Information Sciences and Technology

IST students aid in development of AI mental health screening app

SchizophrenAI aims to assist schizophrenia diagnoses in remote regions

Gia Nguyen, left, and Maria Czura, both studying in the College of Information Sciences and Technology, are two students on a 10-member interdisciplinary team that is working to create a health care application that can assist doctors with diagnosing schizophrenia in remote regions. Credit: Photos provided. All Rights Reserved.

UNIVERSITY PARK, Pa. — Two Penn State College of Information Sciences and Technology (IST) students are part of an interdisciplinary team working to create a health care application that can assist doctors with diagnosing schizophrenia in remote regions.

Gia Nguyen, a senior studying data sciences, and Maria Czura, a junior pursuing a degree in human-centered design and development, are contributing their skills and knowledge to the mental health screening tool SchizophrenAI. Their project is one of 10 selected to receive funding to develop a minimum viable product (MVP) in the 2022 Nittany AI Challenge.

“It is amazing to be able to develop SchizophrenAI in such an encouraging environment and have the opportunity to reach an even greater audience at this level of the competition,” Czura said.

The team is made up of 10 students from IST, the College of Engineering, the Eberly College of Science and the Smeal College of Business. Loc Phan, a sophomore studying physics, came up with the concept for SchizophrenAI after a personal struggle with finding proper mental health screening for his uncle in Vietnam. Phan’s uncle was eventually diagnosed with schizophrenia, but the long and arduous process to receive that diagnosis delayed treatment and added undue stress to his family.

When the Nittany AI competition challenged undergraduate students to tackle global issues through AI and machine learning solutions, Phan recruited a team to build a solution that could improve the diagnostic process.

“The baseline for diagnosing schizophrenia that doctors use is the DSM-5, but there is also a lot of subjective content that goes into that diagnosis,” Nguyen said. “That can result in misdiagnosis or delay the time that it takes to diagnose the patients, which can impact their quality of life.”

SchizophrenAI uses a machine learning algorithm that will take the individual patient’s data from a variety of cognitive tests. The resulting output could indicate whether a patient is at risk of having schizophrenia.

Schizophrenia is often referred to as a diagnosis of exclusion, but medical advancements have established additional substantive ways to identify this mental illness. The SchizophrenAI team hopes to build on these advancements in their solution.

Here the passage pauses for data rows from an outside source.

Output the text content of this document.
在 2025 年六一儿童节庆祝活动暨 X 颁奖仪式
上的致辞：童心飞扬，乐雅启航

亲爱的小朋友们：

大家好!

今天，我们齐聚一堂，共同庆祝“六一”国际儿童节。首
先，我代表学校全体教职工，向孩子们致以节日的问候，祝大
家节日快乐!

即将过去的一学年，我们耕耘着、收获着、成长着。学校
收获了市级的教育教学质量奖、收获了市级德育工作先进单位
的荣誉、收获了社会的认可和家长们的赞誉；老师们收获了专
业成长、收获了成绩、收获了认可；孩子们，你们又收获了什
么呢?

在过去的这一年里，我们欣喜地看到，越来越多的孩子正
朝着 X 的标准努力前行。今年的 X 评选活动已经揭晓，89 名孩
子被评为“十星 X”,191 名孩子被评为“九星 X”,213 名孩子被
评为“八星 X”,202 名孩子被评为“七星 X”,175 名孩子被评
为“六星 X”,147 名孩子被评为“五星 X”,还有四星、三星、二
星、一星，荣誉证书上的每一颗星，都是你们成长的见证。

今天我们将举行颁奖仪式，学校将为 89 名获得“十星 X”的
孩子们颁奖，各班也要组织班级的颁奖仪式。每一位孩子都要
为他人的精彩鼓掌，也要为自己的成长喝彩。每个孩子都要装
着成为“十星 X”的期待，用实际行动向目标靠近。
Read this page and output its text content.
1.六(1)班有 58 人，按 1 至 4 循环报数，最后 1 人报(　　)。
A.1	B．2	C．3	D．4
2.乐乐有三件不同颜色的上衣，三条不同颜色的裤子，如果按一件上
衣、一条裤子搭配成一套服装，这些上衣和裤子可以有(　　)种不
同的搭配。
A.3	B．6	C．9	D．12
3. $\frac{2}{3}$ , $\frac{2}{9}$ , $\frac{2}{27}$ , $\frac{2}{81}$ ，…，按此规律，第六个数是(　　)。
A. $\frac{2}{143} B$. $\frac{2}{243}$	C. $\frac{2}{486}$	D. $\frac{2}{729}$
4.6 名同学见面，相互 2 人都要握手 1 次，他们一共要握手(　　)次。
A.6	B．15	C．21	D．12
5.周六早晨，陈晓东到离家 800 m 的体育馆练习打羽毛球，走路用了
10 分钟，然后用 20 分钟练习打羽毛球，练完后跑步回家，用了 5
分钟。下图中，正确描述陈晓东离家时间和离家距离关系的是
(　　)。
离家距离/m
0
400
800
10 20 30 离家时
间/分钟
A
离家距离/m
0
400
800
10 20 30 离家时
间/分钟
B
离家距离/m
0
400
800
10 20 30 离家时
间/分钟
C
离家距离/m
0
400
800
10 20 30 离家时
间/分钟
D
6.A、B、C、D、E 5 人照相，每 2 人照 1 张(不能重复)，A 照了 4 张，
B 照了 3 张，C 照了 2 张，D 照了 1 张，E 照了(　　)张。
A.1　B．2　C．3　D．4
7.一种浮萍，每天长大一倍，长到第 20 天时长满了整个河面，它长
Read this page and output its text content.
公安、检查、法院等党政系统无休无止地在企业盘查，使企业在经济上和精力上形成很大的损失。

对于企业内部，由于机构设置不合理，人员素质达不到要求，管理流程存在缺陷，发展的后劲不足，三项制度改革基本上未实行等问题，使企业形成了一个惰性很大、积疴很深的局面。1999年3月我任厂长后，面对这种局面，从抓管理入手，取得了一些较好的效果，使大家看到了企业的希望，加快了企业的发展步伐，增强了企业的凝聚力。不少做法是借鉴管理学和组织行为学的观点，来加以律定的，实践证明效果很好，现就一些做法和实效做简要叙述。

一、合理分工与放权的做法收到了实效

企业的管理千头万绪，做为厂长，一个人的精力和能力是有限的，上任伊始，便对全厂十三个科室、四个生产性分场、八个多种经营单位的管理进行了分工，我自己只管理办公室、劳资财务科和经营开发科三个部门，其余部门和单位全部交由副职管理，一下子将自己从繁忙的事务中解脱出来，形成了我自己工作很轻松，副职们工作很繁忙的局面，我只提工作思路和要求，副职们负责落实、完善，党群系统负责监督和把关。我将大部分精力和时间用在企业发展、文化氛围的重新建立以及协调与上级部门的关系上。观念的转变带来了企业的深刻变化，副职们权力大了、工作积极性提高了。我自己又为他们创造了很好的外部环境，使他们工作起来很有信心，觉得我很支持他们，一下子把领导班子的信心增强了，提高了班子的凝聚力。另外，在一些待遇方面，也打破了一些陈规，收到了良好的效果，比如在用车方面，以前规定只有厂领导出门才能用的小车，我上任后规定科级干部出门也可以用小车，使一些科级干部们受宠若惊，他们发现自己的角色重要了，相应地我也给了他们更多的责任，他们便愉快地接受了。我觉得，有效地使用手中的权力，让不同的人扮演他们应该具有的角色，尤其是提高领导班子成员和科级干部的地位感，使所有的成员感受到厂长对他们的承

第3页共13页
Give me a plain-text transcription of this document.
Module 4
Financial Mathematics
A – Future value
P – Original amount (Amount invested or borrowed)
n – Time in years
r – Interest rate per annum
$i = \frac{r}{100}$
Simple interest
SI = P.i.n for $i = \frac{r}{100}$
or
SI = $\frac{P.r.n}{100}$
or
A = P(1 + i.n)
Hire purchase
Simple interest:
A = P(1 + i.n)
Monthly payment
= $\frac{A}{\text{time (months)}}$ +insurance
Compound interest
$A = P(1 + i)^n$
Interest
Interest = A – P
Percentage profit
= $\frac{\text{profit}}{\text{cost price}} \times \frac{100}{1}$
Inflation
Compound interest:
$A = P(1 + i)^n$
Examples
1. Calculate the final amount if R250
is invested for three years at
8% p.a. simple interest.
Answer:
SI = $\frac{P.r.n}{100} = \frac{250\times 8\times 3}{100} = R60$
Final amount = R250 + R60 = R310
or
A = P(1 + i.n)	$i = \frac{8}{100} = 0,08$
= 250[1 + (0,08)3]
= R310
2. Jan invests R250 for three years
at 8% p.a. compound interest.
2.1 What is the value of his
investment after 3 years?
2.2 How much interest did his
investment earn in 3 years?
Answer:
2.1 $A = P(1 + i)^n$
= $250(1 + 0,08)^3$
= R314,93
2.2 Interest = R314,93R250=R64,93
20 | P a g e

They are currently working to create a way to interpret a patient's vision pattern using a flashing dot on their computer screen that will track their eye movement. This biomarker will be converted into a number on a scale that indicates how likely it is that the afflicted patient has schizophrenia. This testing model could be applied to other diagnostic tools, like ink blot testing, that is used by mental health professionals.

“It’s been shown that people with indicators of schizophrenia have different eye movements than other people would, which can aid in pointing out some things that maybe other people can miss,” Czura said.

Nguyen’s role on the team is to focus on forming connections between her team and individuals who could use this app in order to determine what features to include, but her IST background in applied data science prepared her to tackle one of the biggest challenges SchizophrenAI faced: layers of privacy protection that surround medical records, making data collection an arduous and complex task.

“I really used what I learned from my major classes; it was a big help,” Nguyen said. “We had to resort to open-source data, instead of just getting data from the psychiatrists or clinics, so I helped the artificial intelligence (AI) team with finding data and making sure it was clean.”

Czura assists in the app’s development, helping to determine useful features and then designing them. This work has taught her a lot about the differences in needs between patients in the United States and those in foreign countries.

“I've found a lot of interesting little nuances between Vietnam and the U.S. … like transportation,” Czura said. “In more rural areas, it's really difficult to get to a hospital and transportation either takes a long time or is expensive. There are rural areas in the U.S., too, but I found that you're not going to spend days traveling to get to the hospital. It was surprising to find that in some countries it's really a roadblock to be able to just go to the hospital.”

Nguyen is hoping that the technology she is helping to develop will bridge the gap between doctors and patients in need, which is one of the main reasons that she got involved with the Nittany AI Challenge.

“I want to take the knowledge I've learned, like coding, and use that to solve real-life problems,” Nguyen said.

The SchizophrenAI team is entering the minimum viable product (MVP) phase of the Nittany AI Challenge. By Aug. 11, the team must produce a product that is feasible, impactful and sophisticated enough to tackle the problem that they have outlined. Stay tuned to more information on the next phase of the challenge at nittanyai.psu.edu.

Editor's note: This story is informational in nature and should not be considered an endorsement of any product or application.